In 2015, Team Random ran their incarnation of MIT Mystery Hunt, themed around 20,000 Leagues Under the Sea. Solvers dove to the bottom of the seafloor, with rounds themed around shoals of a Pod of Dolphins, a Treasure Chest, and so forth. One round was called the School of Fish round, and it was notable for two very specific reasons:

  1. It had 56 puzzles in it. (The second-largest round in the hunt had 9.)
  2. All 56 puzzles were extremely, extremely easy. In my opinion they would all get 1s (or at most 2s) on the Puzzup difficulty rubric.

(Hence the name “school of fish” for the round: it’s a large swarm of small things. Cute!)

This led immediately to the term “fish puzzle” to describe these extremely easy puzzles, and a “fish round” to describe a round with many extremely easy fish puzzles. This was a popular term, not least because School of Fish was very evocative. Reading through the reddit AMA about the hunt immediately after, many solvers commented positively on the round, and it is iconic enough to have broad recognition even today (I don’t think I could say the same for many other rounds in the same hunt).


But somewhere along the line, the fish began to mutate, in the dark…

I don’t know how to track these changes over time, but I know where the story ends: in the wrapup for the 2026 Mystery Hunt, Cardinality referred to the Kingdom puzzles (puzzles from the first half of the hunt) as fish puzzles. These are puzzles with difficulty ratings from 2 to 4. This definition was more or less immediately corrected by Benji, but it is emblematic of a wider definition drift I have observed: many people on a number of teams have begun to refer to these puzzles as fish.

This definition drift is utterly insane to me. Eleven years ago, a fish puzzle would be considered on the tougher side if it had an Easy (2) rating… and now it is common parlance to refer to Hard (4) puzzles as fish! This is not just Cardinality, either; I think this understanding of “fish” as “somewhat easier puzzle towards the start of the hunt” is far, far, far more common among solvers who only started hunting this decade. At some point, the original meaning was lost.

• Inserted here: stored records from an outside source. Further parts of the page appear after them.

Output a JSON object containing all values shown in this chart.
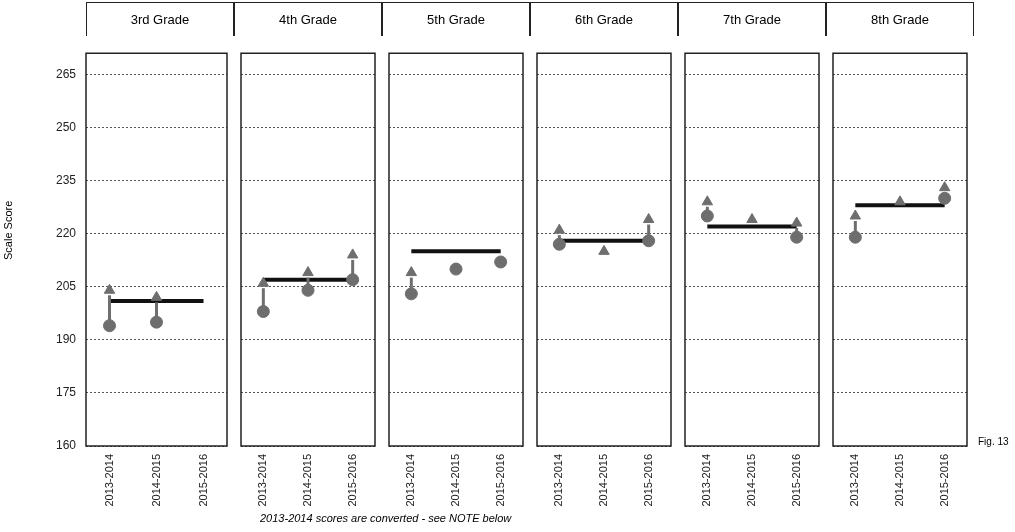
{
  "chart_data": [
    {
      "type": "scatter",
      "title": "3rd Grade",
      "ylabel": "Scale Score",
      "categories": [
        "2013-2014",
        "2014-2015",
        "2015-2016"
      ],
      "ylim": [
        160,
        271
      ],
      "yticks": [
        160,
        175,
        190,
        205,
        220,
        235,
        250,
        265
      ],
      "grid": "y",
      "legend": false,
      "annotations": [
        "2013-2014  scores are converted - see NOTE below",
        "Fig. 13"
      ],
      "series": [
        {
          "type": "scatter",
          "marker": "circle",
          "color": "#6e6e6e",
          "values": [
            194,
            195,
            null
          ]
        },
        {
          "type": "scatter",
          "marker": "triangle",
          "color": "#6e6e6e",
          "values": [
            204,
            202,
            null
          ]
        },
        {
          "type": "line",
          "marker": "none",
          "color": "#111111",
          "values": [
            201,
            201,
            201
          ]
        }
      ]
    },
    {
      "type": "scatter",
      "title": "4th Grade",
      "categories": [
        "2013-2014",
        "2014-2015",
        "2015-2016"
      ],
      "ylim": [
        160,
        271
      ],
      "yticks": [
        160,
        175,
        190,
        205,
        220,
        235,
        250,
        265
      ],
      "grid": "y",
      "legend": false,
      "tick_labels": "x",
      "series": [
        {
          "type": "scatter",
          "marker": "circle",
          "color": "#6e6e6e",
          "values": [
            198,
            204,
            207
          ]
        },
        {
          "type": "scatter",
          "marker": "triangle",
          "color": "#6e6e6e",
          "values": [
            206,
            209,
            214
          ]
        },
        {
          "type": "line",
          "marker": "none",
          "color": "#111111",
          "values": [
            207,
            207,
            207
          ]
        }
      ]
    },
    {
      "type": "scatter",
      "title": "5th Grade",
      "categories": [
        "2013-2014",
        "2014-2015",
        "2015-2016"
      ],
      "ylim": [
        160,
        271
      ],
      "yticks": [
        160,
        175,
        190,
        205,
        220,
        235,
        250,
        265
      ],
      "grid": "y",
      "legend": false,
      "tick_labels": "x",
      "series": [
        {
          "type": "scatter",
          "marker": "circle",
          "color": "#6e6e6e",
          "values": [
            203,
            210,
            212
          ]
        },
        {
          "type": "scatter",
          "marker": "triangle",
          "color": "#6e6e6e",
          "values": [
            209,
            null,
            null
          ]
        },
        {
          "type": "line",
          "marker": "none",
          "color": "#111111",
          "values": [
            215,
            215,
            215
          ]
        }
      ]
    },
    {
      "type": "scatter",
      "title": "6th Grade",
      "categories": [
        "2013-2014",
        "2014-2015",
        "2015-2016"
      ],
      "ylim": [
        160,
        271
      ],
      "yticks": [
        160,
        175,
        190,
        205,
        220,
        235,
        250,
        265
      ],
      "grid": "y",
      "legend": false,
      "tick_labels": "x",
      "series": [
        {
          "type": "scatter",
          "marker": "circle",
          "color": "#6e6e6e",
          "values": [
            217,
            null,
            218
          ]
        },
        {
          "type": "scatter",
          "marker": "triangle",
          "color": "#6e6e6e",
          "values": [
            221,
            215,
            224
          ]
        },
        {
          "type": "line",
          "marker": "none",
          "color": "#111111",
          "values": [
            218,
            218,
            218
          ]
        }
      ]
    },
    {
      "type": "scatter",
      "title": "7th Grade",
      "categories": [
        "2013-2014",
        "2014-2015",
        "2015-2016"
      ],
      "ylim": [
        160,
        271
      ],
      "yticks": [
        160,
        175,
        190,
        205,
        220,
        235,
        250,
        265
      ],
      "grid": "y",
      "legend": false,
      "tick_labels": "x",
      "series": [
        {
          "type": "scatter",
          "marker": "circle",
          "color": "#6e6e6e",
          "values": [
            225,
            null,
            219
          ]
        },
        {
          "type": "scatter",
          "marker": "triangle",
          "color": "#6e6e6e",
          "values": [
            229,
            224,
            223
          ]
        },
        {
          "type": "line",
          "marker": "none",
          "color": "#111111",
          "values": [
            222,
            222,
            222
          ]
        }
      ]
    },
    {
      "type": "scatter",
      "title": "8th Grade",
      "categories": [
        "2013-2014",
        "2014-2015",
        "2015-2016"
      ],
      "ylim": [
        160,
        271
      ],
      "yticks": [
        160,
        175,
        190,
        205,
        220,
        235,
        250,
        265
      ],
      "grid": "y",
      "legend": false,
      "tick_labels": "x",
      "series": [
        {
          "type": "scatter",
          "marker": "circle",
          "color": "#6e6e6e",
          "values": [
            219,
            null,
            230
          ]
        },
        {
          "type": "scatter",
          "marker": "triangle",
          "color": "#6e6e6e",
          "values": [
            225,
            229,
            233
          ]
        },
        {
          "type": "line",
          "marker": "none",
          "color": "#111111",
          "values": [
            228,
            228,
            228
          ]
        }
      ]
    }
  ]
}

I am a linguistic descriptivist, but also I hate this. Change it back! You don’t need a special name to describe more approachable puzzles in the first half of the hunt! That’s just what most puzzles in the hunt are! Team Random did not invent the idea of easy puzzles in 2015! The whole thing that was interesting about that round – the whole reason that fish puzzles got a special term in the first place – was because all those puzzles were much, much easier than anyone thought would be possible in a Mystery Hunt! Cardinality already had a bunch of 1-2 difficulty we could refer to as “fish” – they were all in Terminus!

Is this why the hunt is ballooning in scope? (Probably not.) Gah! Don’t say “fish puzzle” unless you mean it!

Say it with me: fish means 1 to 2, not 2 to 4!